Especially if you’re already making plans to visit again, having a few keywords and phrases under your belt can help break the ice with locals who don’t speak your language, and can even help you make friends (see above). Why don’t you try?
5. Find out where the locals hang out
Do not leave a new country without at least trying to find out where the locals socialize. Whether it’s a popular food stall at a busy market, a hip bar, or a must-try bakery, ask around and see which places are actually the best — and not just tourist attractions.
My favorite way to find out is to go straight to the busiest market in town. This is especially true in Mexico, although I’m sure it can also apply to many other locations. I will ask around the sellers and see what they recommend.
Definitely not leave a country without going to at least a local hangout. Here you get a much more authentic feel for the place.
6. Find out what the exit costs are
Some countries have exit fees that you have to pay when you pass through customs on your way out. For example, you have to pay when leaving Belize, which is not advertised when you enter the country. Do some research at your destination and find out if there is an exit fee, and then make sure you have enough cash in local currency, which will make payment easier.
7. Exchange money
Once you figure out how much money you may (or may not) need to fork over when you go through customs, exchange whatever money you have left before you leave the country. Once you get home, it can be very difficult or even impossible to exchange your foreign currency. Of course, this depends on what currency you have: for example, Mexican pesos and euros are easy to exchange in the United States, while Thai baht can be much more challenging.
8. Make sure you have all your documents
Nowadays, with so many places requiring proof of recent times vaccinations and/or negative tests, it is extra important to always have your vaccination card with you. I recommend keeping all your travel documents — passport, proof of vaccination/testing, visas, etc. — each.

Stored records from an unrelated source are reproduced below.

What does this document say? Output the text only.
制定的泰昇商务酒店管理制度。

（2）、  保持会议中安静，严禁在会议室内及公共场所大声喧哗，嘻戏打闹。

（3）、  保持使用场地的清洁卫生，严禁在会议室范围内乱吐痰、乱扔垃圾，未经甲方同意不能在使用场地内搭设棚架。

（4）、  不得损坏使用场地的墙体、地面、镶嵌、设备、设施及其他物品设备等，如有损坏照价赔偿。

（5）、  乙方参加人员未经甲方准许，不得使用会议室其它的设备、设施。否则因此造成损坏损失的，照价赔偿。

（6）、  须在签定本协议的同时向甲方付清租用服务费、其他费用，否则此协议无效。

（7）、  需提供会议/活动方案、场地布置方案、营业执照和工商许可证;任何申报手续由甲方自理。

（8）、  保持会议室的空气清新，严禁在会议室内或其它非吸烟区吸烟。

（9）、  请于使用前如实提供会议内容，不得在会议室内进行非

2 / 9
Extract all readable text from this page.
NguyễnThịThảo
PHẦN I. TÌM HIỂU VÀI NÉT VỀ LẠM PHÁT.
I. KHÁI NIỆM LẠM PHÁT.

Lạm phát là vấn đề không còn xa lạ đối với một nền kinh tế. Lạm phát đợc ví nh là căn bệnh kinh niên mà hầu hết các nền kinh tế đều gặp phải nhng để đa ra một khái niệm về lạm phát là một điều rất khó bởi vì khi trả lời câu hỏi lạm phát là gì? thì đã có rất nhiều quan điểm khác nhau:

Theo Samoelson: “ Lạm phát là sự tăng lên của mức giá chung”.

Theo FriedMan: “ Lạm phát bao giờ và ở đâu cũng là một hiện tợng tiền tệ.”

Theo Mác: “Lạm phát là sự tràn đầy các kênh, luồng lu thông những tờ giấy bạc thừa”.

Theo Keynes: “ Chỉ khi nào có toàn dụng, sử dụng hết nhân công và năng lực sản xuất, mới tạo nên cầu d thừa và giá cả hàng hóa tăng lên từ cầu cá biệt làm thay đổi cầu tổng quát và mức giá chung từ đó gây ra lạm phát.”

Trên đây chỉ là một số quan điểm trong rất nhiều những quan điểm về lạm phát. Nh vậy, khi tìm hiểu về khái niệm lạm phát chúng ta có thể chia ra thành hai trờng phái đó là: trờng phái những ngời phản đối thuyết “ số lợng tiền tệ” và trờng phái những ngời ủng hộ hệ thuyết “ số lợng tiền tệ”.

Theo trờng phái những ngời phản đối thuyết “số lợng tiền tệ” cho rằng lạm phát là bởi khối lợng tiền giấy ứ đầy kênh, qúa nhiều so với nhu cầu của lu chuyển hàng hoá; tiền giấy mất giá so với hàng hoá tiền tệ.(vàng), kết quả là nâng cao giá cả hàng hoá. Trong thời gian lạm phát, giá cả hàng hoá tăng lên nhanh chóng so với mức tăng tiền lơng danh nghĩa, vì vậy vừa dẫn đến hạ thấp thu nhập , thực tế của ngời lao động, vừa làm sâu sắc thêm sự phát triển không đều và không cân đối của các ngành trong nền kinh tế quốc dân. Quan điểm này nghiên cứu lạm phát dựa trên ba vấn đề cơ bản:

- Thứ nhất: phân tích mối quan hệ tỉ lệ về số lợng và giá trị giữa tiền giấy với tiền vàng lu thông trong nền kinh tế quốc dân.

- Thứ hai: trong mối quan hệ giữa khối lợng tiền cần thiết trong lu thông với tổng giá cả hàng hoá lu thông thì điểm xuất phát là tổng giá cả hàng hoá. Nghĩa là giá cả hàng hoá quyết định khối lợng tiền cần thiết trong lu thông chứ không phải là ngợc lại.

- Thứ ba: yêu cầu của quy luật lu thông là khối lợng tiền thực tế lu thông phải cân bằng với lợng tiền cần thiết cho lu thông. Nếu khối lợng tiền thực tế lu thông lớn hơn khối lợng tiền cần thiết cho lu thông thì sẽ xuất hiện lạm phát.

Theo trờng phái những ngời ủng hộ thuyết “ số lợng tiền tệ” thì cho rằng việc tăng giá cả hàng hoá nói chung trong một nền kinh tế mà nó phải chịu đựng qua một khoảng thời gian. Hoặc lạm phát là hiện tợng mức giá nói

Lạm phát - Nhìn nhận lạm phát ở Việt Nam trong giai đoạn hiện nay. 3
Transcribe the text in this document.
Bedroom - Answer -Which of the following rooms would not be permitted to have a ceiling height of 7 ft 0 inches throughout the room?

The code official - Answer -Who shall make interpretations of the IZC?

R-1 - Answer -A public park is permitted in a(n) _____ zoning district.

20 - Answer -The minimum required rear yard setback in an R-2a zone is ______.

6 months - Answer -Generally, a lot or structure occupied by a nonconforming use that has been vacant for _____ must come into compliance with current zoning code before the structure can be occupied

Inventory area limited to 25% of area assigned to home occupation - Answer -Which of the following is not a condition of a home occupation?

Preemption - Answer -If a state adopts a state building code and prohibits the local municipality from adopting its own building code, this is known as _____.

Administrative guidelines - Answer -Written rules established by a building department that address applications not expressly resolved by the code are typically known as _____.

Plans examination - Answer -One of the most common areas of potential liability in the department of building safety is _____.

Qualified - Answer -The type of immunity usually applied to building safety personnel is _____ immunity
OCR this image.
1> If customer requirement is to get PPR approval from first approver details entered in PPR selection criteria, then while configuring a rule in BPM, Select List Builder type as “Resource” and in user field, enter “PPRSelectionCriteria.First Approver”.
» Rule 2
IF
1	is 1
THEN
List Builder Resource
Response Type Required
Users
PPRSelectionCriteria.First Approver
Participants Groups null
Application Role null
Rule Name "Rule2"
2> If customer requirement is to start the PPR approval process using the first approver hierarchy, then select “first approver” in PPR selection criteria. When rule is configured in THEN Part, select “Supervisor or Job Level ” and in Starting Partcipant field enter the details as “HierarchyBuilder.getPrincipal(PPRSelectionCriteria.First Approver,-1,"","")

It’s also a good idea to laminate your vaccination card if you haven’t already.
9. Leave reviews of your hosts
This can be easy to forget, especially if you move from place to place quite quickly. If you’re staying at an Airbnb or hostel that relies on positive reviews to attract more guests, do your host(s) a solid one and leave them a nice review. On Airbnb, hosts can also write a review about you, which you won’t be able to see until you do the same for them. If it’s a positive review, it can actually make you a more attractive guest to other hosts.
The extra few minutes it takes to write a friendly review (if it’s Earned, of course) is a great way to leave a good impression and show your gratitude to a host.
10. Take enough rest
Before your flight home, make sure you get a good night’s sleep. You never know when a flight might be delayed or cancelled, which could extend your trip for several hours. To be extra grumpy at the airport, make sure you are well rested before you leave. I think this makes a big difference, because getting on a flight totally exhausted tends to make the post-travel blues even, well, bluer.
11. Organize your suitcase or backpack
I kept my bag pristine organized at the start of a trip, only to have it completely unravel as time went on. By the end, I came home with the dirtiest bag I had ever seen. If that doesn’t make unpacking worse, I don’t know what does. Over time, I have learned from my mistakes and have taken to keeping my bag better organized during my trip. Before I leave a country, I make sure that all my clean and dirty laundry is separated. That way I can throw my dirties in the laundry as soon as I get home. Unpacking is so much easier, I promise.